OK, we survived Dreamforce and that has enabled us to limp home exhausted by all the information we accumulated and the parties we attended just in time for the holidays.
I have a lot of thoughts about the show. If I try to share most of them, the result will be a stream-of-conscious rant that will make little sense, so some discipline is in order. I'll have more to say about Dreamforce later, but for now I'll concentrate on two things that I think were monumental: Salesforce1 and Superpods.
The Superpod Shift
Superpods should come first, in part because this announcement seems to have been delivered in an offhand way -- in part to minimize its importance as a shift in Salesforce's worldview.
For the entire life of the company, Salesforce has emphasized the importance and correctness of having one big repository of data -- the multitenant model that provided efficiency as well as security for all customers. No separate systems with private spindles managing disparate data farms for these guys.
Metadata would handle everything, and it did. Today the company has, I am told, 14 pods or systems of compute power and storage that interact to balance load, provide redundancy, and present the world with the face of a monolithic system.
In announcing Superpod with Meg Whitman, CEO of HP, Marc Benioff changed that. HP will have its own Superpod and still be one with the Salesforce universe. Moreover, Salesforce will make the Superpod approach available to any other entity with pockets deep enough to choose the option. That includes banks, governments, and large enterprises that look like small governments -- you get the picture.
I think it's a good idea, in part because I think the company has taken its -- shall we say, "socialized" -- strategy about as far as it can go. Multitenancy is not going the way of the carrier pigeon, but as they say in politics, you can't fight city hall -- and city hall wants its own pod. So it's a no-brainer.
The mitigating news is that the Superpod is still going to be managed by Salesforce in a Salesforce facility, which means upgrades and maintenance will still be more or less synchronized. The "more or less" refers to timing upgrades. The owner of a Superpod will likely want to ensure an upgrade is not scheduled for a busy season, for example.
This brings me back to a breakfast meeting with a venture capitalist about five Dreamforces ago. He asked me how the company would continue offering its multitenancy as it continued to grow. Would it ever consider going a Superpod route? My opinion was that at some point it would have to, and for five long years I have looked naïve in that assessment, but now here it is.

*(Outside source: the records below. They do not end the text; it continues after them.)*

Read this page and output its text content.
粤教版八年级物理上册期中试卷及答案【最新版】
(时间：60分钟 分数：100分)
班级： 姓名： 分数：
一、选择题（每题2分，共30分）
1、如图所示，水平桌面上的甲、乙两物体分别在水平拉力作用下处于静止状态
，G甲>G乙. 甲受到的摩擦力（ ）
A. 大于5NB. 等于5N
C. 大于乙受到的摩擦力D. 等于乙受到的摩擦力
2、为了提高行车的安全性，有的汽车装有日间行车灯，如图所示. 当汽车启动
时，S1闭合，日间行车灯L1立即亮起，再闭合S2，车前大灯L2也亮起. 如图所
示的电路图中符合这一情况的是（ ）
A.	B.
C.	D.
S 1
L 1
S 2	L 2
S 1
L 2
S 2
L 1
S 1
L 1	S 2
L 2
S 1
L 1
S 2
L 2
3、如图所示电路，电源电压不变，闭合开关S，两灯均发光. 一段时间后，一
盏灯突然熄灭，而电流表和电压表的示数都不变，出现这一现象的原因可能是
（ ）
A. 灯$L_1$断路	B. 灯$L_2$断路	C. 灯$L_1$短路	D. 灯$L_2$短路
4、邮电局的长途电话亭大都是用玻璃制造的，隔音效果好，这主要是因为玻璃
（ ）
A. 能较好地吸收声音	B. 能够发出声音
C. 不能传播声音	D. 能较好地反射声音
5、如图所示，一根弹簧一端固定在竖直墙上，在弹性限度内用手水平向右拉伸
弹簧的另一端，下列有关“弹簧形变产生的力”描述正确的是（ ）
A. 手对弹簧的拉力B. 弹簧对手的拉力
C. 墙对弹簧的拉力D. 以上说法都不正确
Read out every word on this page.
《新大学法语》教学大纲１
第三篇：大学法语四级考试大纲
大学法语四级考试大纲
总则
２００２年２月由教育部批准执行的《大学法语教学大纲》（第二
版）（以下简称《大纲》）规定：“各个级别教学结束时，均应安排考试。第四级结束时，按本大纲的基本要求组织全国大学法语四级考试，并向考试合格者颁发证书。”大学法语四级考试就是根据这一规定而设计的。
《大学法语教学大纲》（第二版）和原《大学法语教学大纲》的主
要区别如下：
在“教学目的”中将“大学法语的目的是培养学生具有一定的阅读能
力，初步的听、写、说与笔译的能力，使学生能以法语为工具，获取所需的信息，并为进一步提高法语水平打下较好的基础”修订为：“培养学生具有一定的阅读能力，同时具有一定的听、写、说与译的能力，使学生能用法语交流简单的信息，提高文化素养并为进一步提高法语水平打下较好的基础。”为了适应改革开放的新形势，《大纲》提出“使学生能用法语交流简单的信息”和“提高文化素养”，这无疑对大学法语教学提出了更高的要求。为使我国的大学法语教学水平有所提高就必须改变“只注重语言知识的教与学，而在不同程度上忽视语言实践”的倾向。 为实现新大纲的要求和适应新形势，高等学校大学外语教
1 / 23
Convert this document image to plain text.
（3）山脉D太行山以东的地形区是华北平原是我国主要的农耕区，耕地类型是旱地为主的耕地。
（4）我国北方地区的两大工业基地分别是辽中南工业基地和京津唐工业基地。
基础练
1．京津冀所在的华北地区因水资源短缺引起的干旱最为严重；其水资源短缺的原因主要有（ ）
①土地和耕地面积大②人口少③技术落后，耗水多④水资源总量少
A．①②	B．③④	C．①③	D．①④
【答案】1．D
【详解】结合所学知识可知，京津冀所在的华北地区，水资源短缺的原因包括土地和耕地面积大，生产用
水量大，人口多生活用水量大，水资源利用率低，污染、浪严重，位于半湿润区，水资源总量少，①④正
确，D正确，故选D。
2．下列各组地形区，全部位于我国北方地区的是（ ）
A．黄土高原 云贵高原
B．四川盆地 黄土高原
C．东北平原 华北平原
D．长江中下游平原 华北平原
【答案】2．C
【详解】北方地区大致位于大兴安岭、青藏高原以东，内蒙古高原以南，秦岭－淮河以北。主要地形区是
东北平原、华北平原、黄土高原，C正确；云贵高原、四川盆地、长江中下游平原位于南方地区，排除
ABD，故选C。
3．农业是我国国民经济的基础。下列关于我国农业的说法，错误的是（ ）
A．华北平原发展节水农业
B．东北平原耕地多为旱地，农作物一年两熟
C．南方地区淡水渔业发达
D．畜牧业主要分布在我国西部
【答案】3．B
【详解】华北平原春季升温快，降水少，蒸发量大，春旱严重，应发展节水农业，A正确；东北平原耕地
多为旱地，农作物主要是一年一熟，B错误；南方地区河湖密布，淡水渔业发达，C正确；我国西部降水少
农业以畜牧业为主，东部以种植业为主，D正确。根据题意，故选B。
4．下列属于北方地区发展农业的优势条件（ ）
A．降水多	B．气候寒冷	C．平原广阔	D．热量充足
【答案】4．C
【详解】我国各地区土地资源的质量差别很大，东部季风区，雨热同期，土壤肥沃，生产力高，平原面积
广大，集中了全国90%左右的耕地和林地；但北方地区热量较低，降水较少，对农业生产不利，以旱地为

You might say, so what? It could have happened any time, and from all appearances Superpods will still be tightly associated with the rest of Salesforce's pods if only because the AppExchange has to be available to them.
That's true, but it is also my belief that Superpods couldn't have been announced until the platform was rationalized, and now it has been. So I very much see the two ideas as more tightly intertwined than the relative juice behind the announcements suggests.
The Salesforce1 Unification
Salesforce1 is one of the biggest announcements in the company's history, and I think the idea of the software as platform, rather than the hardware and metadata infrastructure that has been the company's secret sauce, represents a key inflection point.
The platform was in need of some re-architecting for several reasons. There were many overlapping technologies added to the core platform over time, and the work that went into Salesforce1 ensured that all of the Visualforce, Apex code and other historically significant technologies could be gracefully upgraded. This meant increasing the platform's APIs by an order of magnitude. Today, Salesforce1 has 10 times the number of APIs that Force.com had last week.
The new platform will now provide a welcoming environment for all of Salesforce's past and future tools and techniques, and it presents a clean sheet to begin the Superpod era, which also is properly to be called "the era of platform computing."
As I've mentioned previously, platform is not simply about development. Importantly, it refers to provisioning applications with myriad capabilities, whether or not they are used.
Starting with a clean sheet of paper, Salesforce re-imagined not only computing, but also business in an age of high mobility and rapid transactions -- and at a time when customers want much more than a vendor's core product delivered.
Today's customers expect their vendors to meet them in any channel and to authentically participate in moments of truth that either build relationships or signal customers that they need to find an alternative supplier. Salesforce, with its partners and through its platform, does that.
Platform computing supplies this need not simply by enabling better integration. By enabling applications to share common objects, the platform streamlines all applications and reduces redundancy and other business friction.
A single sign-on makes for better inter-application cohesion and supports the idea of a unified business process across applications and throughout the organization. Using common objects and a common platform also makes reporting and analytics more powerful by making all relevant data immediately accessible.
The common platform makes any upgrade simple and significantly reduces system down time normally associated with maintenance while eliminating costly re-work for integrations.
Also, the huge number of apps in the AppExchange, which continues to grow, ensures that customers will have the broadest selection of compatible applications as their businesses expand.
Finally, the open API further assures all users that they can easily go outside of the Salesforce paradigm if that's ever needed for incorporating legacy systems or those of a third party.
So in my analysis, Salesforce1 presents the face of business computing's future whether that expression is found in the largest enterprise or the newest startup. It's a far cry from those dreaded words of legacy computing days, "our system won't let us do that," and it comes at a time when the business demands on IT are only accelerating.